Eso fue lo que le trastornó. Tuvo que dejar el trabajo y, de regreso en casa, empezó a visitar al doctor Jurgenson. Al principio éste le trató como a un paciente aquejado de estrés postraumático. El caso parecía claro. Pero, cuando comenzaron las «desapariciones», el hábil psiquiatra se dio cuenta de que las cosas eran más complejas de lo que había supuesto.

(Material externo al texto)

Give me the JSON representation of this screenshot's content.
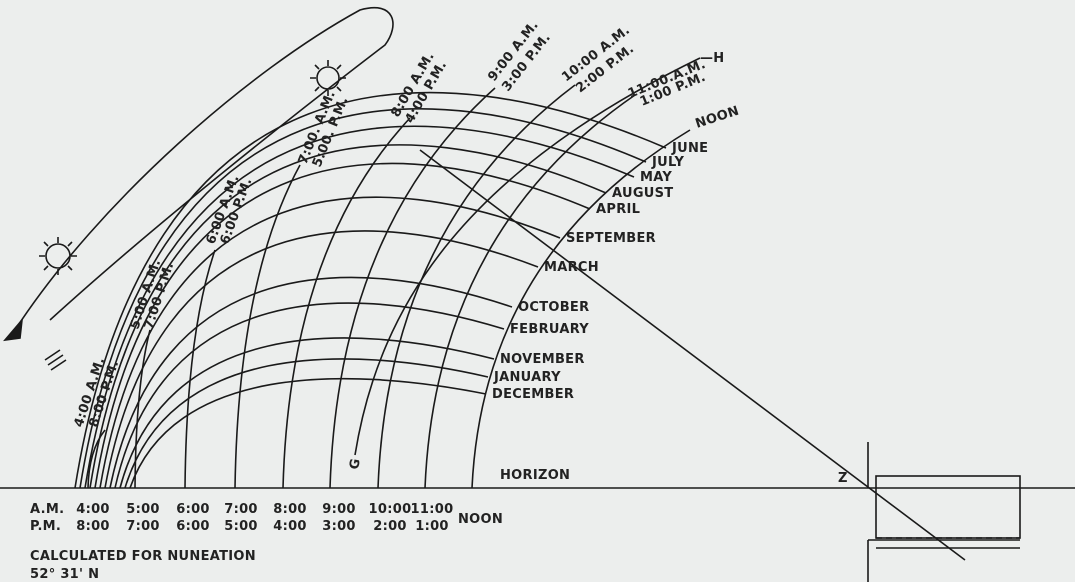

Jack le hablaba durante las sesiones de objetos de su vida que, de pronto, ya no estaban ahí. Que desaparecían sin dejar rastro, ni siquiera en el recuerdo de Amy o de sus conocidos. Inicialmente, el médico creyó que podía tratarse
de jotts,
un nuevo concepto que provenía de la ciencia fronteriza, ésa que sólo aparece en medios cercanos a lo paranormal o lo misterioso. Pero él le daba cierto valor por su propia experiencia con sus pacientes. Los
jotts
eran objetos que desaparecían y volvían a aparecer en el lugar más insospechado o donde va se habían buscado.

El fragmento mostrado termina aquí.